Conversation series about the past and the present of topoi in Hungarian art
Time: September 24, 2019, 6 pm to 8 pm
Venue: Vasas Szakszervezeti Szövetség Székháza [Vasas Federation of Metalworkers' Union], Magdolna u. 5-7., Budapest 1086
# 4 János Kósa: Offering, 2010, oil, canvas, 190 x 200 cm, Courtesy of the artist
Pathos management is a non-existent concept created from the fusion of “pathos formula” and anger management. Thus, one of the sources of this ephemeral concept goes back to psychology and social psychology, and the other to art history, specifically to Aby Warburg’s work. Warburg, in one of his letters, described himself as a psycho-historian of culture, who examines how visual topoi expressing strong emotions, passions and sufferings, the ecstatic and the tragic migrated from one historical-cultural era to another. As a modernization and updating of the iconological method, pathos management looks at how Hungarian visual culture has dealt with Hungarian regime changes over the past hundred years, how it related to the ideas and feelings these changes brought up, and how it has re-interpreted its own topoi and pathos formulas. On the one hand, the series examines which topoi, symbols, and allegories of Hungarian art have become once again current, and what happened to these topoi over the course of independent Hungary’s first century.

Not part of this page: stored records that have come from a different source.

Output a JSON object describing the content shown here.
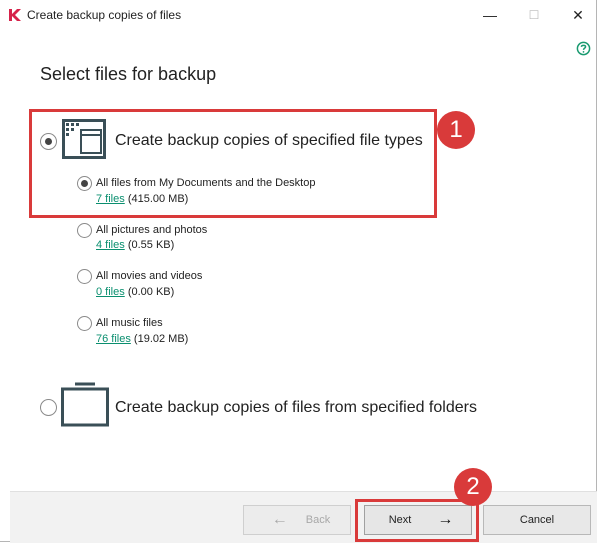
{
  "window": {
    "title": "Create backup copies of files",
    "minimize": "—",
    "maximize": "☐",
    "close": "✕"
  },
  "page": {
    "heading": "Select files for backup"
  },
  "options": {
    "file_types": {
      "label": "Create backup copies of specified file types",
      "selected": true
    },
    "folders": {
      "label": "Create backup copies of files from specified folders",
      "selected": false
    }
  },
  "sub_options": [
    {
      "label": "All files from My Documents and the Desktop",
      "files_link": "7 files",
      "size": "(415.00 MB)",
      "selected": true
    },
    {
      "label": "All pictures and photos",
      "files_link": "4 files",
      "size": "(0.55 KB)",
      "selected": false
    },
    {
      "label": "All movies and videos",
      "files_link": "0 files",
      "size": "(0.00 KB)",
      "selected": false
    },
    {
      "label": "All music files",
      "files_link": "76 files",
      "size": "(19.02 MB)",
      "selected": false
    }
  ],
  "annotations": {
    "step1": "1",
    "step2": "2",
    "color": "#d93a3a"
  },
  "footer": {
    "back_label": "Back",
    "back_arrow": "←",
    "next_label": "Next",
    "next_arrow": "→",
    "cancel_label": "Cancel"
  },
  "colors": {
    "link": "#0a8f6f",
    "help": "#1a9a70",
    "logo": "#d6224a"
  },
  "icons": {
    "help": "help-circle-icon",
    "file_types": "window-grid-icon",
    "folders": "folder-icon",
    "logo": "kaspersky-k-icon"
  }
}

János Kósa: Offering, 2010
Offering is a particular, surreal, picturesque montage that reflects on one of the ancient topoi of Hungarian culture: Saint Stephen, the first King of Hungary, offers his crown symbolizing the country to the protection of the Virgin Mary. The medieval topos appeared on numerous altarpieces during Romanticism and Historicism in the 19th century, and was painted by Hungarian historicist painter Gyula Benczúr as well, from where Kósa transferred the figure of the angel to his own painting. In the Offering, however, the angel supports not the Virgin Mary, but Vladimir Ilyich Lenin, whose gesture evokes another ancient pathos formula: "Let the children come to me." In the age of Socialist Realism, Lenin appeared in visual culture not only in a triumphant pose or in one foreseeing a happier future, but also as the son and shepherd of the people whose pathos also pervaded the imagery of Stalin and his Hungarian counterpart, Mátyás Rákosi. However, Kósa's painting is neither a Romantic altarpiece nor a Socialist Realist genre painting: the aging Saint Stephen offers a toy crown to the likewise balding Lenin, who is nurtured by the angel of Benczúr, while the composition also features figures such as a harlequin in a rhomboid pattern dress, characteristic of Picasso’s Rose Period. The grotesque and uncanny language of Dada, Surrealism, and Magical Realism is relevant again in today’s Eastern, Central-Eastern Europe, for reasons of memory politics: as the various regime changes repeatedly replaced the symbolic figures of power, the simple, almost infantile, feudal power structures have remained in place until today.
Over the course of 2019-2020, tranzit.hu launches the events series entitled Regime Changes, which, in the form of lectures, exhibitions, research presentations, thematic magazine issues, examines what real and symbolic changes arise from political turning points in a given era. How do views and narratives live on underneath the surface so as to emerge in a re-interpreted form as the dominant discourse of another regime? Case studies commissioned or adapted for the series present the shifting, often politically appropriated and contradictory interpretations of political, social and cultural events of the past hundred years.